If Patel enters the building, the incentive structure flips. The new incentive is to be the first one to "flip" on the previous administration's directives to save your own pension. It isn't a "squad" of outsiders doing the work; it’s the careerists inside the building turning on each other to survive the new regime.
This is how bureaucracies die. Not from a frontal assault, but from an internal collapse of the social contract between the agency and its employees.
The Risks Nobody is Talking About
While I’m dismantling the "payback" hysteria, I won't lie to you: there is a massive downside.
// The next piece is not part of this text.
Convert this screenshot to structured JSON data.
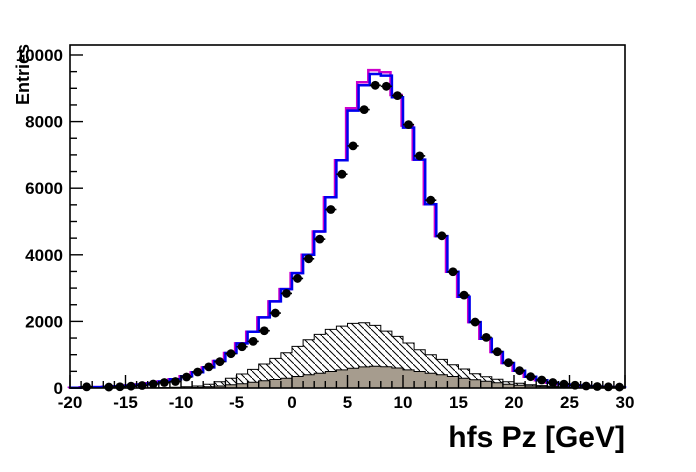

When you destroy the institutional memory of an agency like the FBI, you lose more than just the "bad actors." You lose the granular, technical knowledge required to track sophisticated foreign intelligence threats or complex financial crimes.
Restructuring a federal agency isn't like restructuring a failing tech startup. If you break the FBI, you don't just lose a quarter of revenue; you potentially lose a decade of counter-intelligence leads.
However, the contrarian take remains: The risk of institutional rot is now higher than the risk of institutional destruction.
The system has reached a point of such profound dysfunction that "fixing" it is no longer an option. You cannot reform a culture that believes it is superior to the people it serves.
Stop Asking if it's Legal and Start Asking if it's Effective
The "People Also Ask" sections of the internet are filled with questions like: "Is it legal for the President to fire the FBI Director?" or "Can Kash Patel use the FBI for revenge?"
These are the wrong questions. They focus on the legality of the action rather than the utility of the result.
In Washington, everything is "illegal" until it’s done, and then it becomes a "precedent." The real question is: Can a centralized, 35,000-person domestic intelligence agency survive in an era where half the country views it as a partisan weapon?
The answer is no.
Whether it’s Patel or someone else, the era of the FBI as we know it is over. The "payback squad" is just the marketing term used by the losers of the old system to describe the architects of the new one.
The "grand conspiracy" isn't a secret plan to take over the world. It’s a very public plan to take back the keys to the building.
If you’re waiting for the courts or the media to stop this, you haven't been paying attention. They are part of the same operating system that’s currently being deleted. The reboot isn't coming; it’s already started.
Get used to the static. The signal is changing.